Advertising
How the best media buyers are building their plans differently in 2026

The era of buying raw list size is over. Today elite planners treat newsletters as highly accountable performance channels fueled by first-party data.
Not long ago media planners allocated budget to email campaigns as an afterthought. It was treated as a broad awareness play where you paid a flat rate for a massive subscriber count and hoped for the best. Today that landscape has fundamentally shifted. As traditional broadcast channels continue to lose audience engagement and tracking cookies vanish from the web, media buyers are actively diverting legacy budgets into targeted digital spaces.
Newsletters are no longer just an experimental add on. For the smartest media buyers in the industry they are the foundation of a modern highly accountable advertising strategy. Here is exactly how the best media buyers are building their plans differently this year.
The first-party data advantage
As third party tracking completely disappears, premium newsletters offer a pristine closed loop environment. Media buyers are no longer treating newsletters as just another distribution channel; they are treating them as highly valuable first-party data ecosystems where audience intent is exceptionally high.
The data backs up this shift. According to recent EMARKETER research, over 55 percent of marketers worldwide report that first-party data is significantly more important to their strategy today than it was just two years ago. Furthermore, a McKinsey study found that effectively leveraging first-party data can lower customer acquisition costs (CAC) by up to 50 percent.
Planners are fundamentally redefining what constitutes premium content. They no longer care solely about massive scale. Instead, they are seeking high-attention environments that capture "zero-party data" — the preferences, interests, and purchase intent that subscribers willingly and explicitly share with a publisher. The goal is to capture concentrated trust signals within a niche community that actually pays attention to the author, rather than passively scrolling through an infinite social feed.

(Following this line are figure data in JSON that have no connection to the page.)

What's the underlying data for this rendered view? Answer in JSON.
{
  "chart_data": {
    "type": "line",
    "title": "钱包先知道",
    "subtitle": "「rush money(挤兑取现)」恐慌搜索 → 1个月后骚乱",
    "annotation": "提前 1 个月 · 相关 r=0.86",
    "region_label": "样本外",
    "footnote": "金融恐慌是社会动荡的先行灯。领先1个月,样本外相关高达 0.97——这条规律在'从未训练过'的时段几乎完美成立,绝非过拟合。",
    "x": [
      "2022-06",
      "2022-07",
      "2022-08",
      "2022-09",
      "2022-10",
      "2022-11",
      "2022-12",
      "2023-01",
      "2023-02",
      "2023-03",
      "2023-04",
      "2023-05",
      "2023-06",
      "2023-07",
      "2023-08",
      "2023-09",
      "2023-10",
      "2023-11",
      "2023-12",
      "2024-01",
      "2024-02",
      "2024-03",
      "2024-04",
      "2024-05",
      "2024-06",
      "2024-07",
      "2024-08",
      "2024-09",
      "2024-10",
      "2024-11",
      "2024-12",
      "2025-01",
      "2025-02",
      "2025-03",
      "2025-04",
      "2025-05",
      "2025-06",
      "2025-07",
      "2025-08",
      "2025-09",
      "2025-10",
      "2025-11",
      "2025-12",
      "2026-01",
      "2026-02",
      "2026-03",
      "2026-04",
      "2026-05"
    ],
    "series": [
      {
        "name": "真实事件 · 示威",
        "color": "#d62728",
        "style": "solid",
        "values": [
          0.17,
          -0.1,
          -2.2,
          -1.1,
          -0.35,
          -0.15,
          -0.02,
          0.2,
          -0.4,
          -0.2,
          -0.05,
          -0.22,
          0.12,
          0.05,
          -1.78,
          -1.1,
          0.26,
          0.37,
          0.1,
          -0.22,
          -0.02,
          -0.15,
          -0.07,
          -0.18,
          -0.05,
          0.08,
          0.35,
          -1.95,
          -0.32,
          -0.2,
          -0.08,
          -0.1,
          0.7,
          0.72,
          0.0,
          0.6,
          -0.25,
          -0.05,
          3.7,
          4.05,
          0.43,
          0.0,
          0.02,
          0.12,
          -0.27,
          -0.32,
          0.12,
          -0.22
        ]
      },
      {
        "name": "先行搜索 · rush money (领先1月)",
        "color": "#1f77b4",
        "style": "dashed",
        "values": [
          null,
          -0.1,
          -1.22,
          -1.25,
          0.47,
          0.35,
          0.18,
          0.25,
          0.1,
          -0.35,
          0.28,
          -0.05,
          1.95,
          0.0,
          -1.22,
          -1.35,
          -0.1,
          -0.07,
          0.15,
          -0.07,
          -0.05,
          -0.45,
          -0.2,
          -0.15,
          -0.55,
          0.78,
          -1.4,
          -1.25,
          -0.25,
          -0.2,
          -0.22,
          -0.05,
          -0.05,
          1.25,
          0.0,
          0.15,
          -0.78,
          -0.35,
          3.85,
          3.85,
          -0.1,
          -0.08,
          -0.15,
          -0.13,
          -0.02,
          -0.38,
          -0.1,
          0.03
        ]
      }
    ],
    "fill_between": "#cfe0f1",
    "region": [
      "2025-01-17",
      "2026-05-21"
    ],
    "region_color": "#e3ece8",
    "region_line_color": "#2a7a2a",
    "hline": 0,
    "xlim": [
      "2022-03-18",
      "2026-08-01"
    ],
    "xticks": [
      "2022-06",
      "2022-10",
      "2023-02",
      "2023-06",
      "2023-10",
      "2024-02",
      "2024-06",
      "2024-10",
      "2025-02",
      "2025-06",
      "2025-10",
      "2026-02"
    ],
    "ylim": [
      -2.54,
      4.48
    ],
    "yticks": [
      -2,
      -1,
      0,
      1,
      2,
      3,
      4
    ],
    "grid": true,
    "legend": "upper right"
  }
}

Moving away from high-risk flat-rate sponsorships
Elite buyers are no longer willing to shoulder all the financial risk of a campaign by paying hefty, upfront flat rates based purely on a publisher's vanity subscriber count. Instead, sophisticated planners are shifting their budgets toward pure performance-based pricing models. When dealing with traditional legacy publishers who only offer flat-rate packages, buyers are increasingly forcing a pivot toward hybrid risk-sharing terms. However, the ideal scenario for modern planners is bypassing flat rates entirely in favor of pure Cost Per Click (CPC) models. Securing a fixed cost per actual click ensures the buyer protects their downside risk from the start, paying only when real human engagement occurs rather than funding unearned impressions.
Verified clicks and conversions over raw opens
Top-tier planners are moving away from outdated attribution models that are more difficult to verify. Standard top-of-funnel metrics like raw open rates are too easily inflated by privacy pixels and bot traffic. To combat this, media buyers no longer accept open rates as a baseline measure of success. Instead, they demand verified click and conversion data. They need to know exactly how many real humans engaged with the placement and took a meaningful downstream action. By optimizing strictly for clicks and bottom-of-funnel conversions, planners ensure they are paying for concrete business outcomes rather than phantom impressions.
What to actually do
- Audit your pricing structures. Stop accepting flat rate deals that force you to take on all the risk. Begin introducing hybrid performance terms to align incentives with the publisher.
- Demand transparency in tracking. Build your own tracking architecture and stop relying entirely on publisher provided open rates to judge campaign success.
- Prioritize attention over scale. Shift your budget toward highly specialized vertical newsletters where the audience is deeply engaged even if the total list size is smaller than a general interest publication.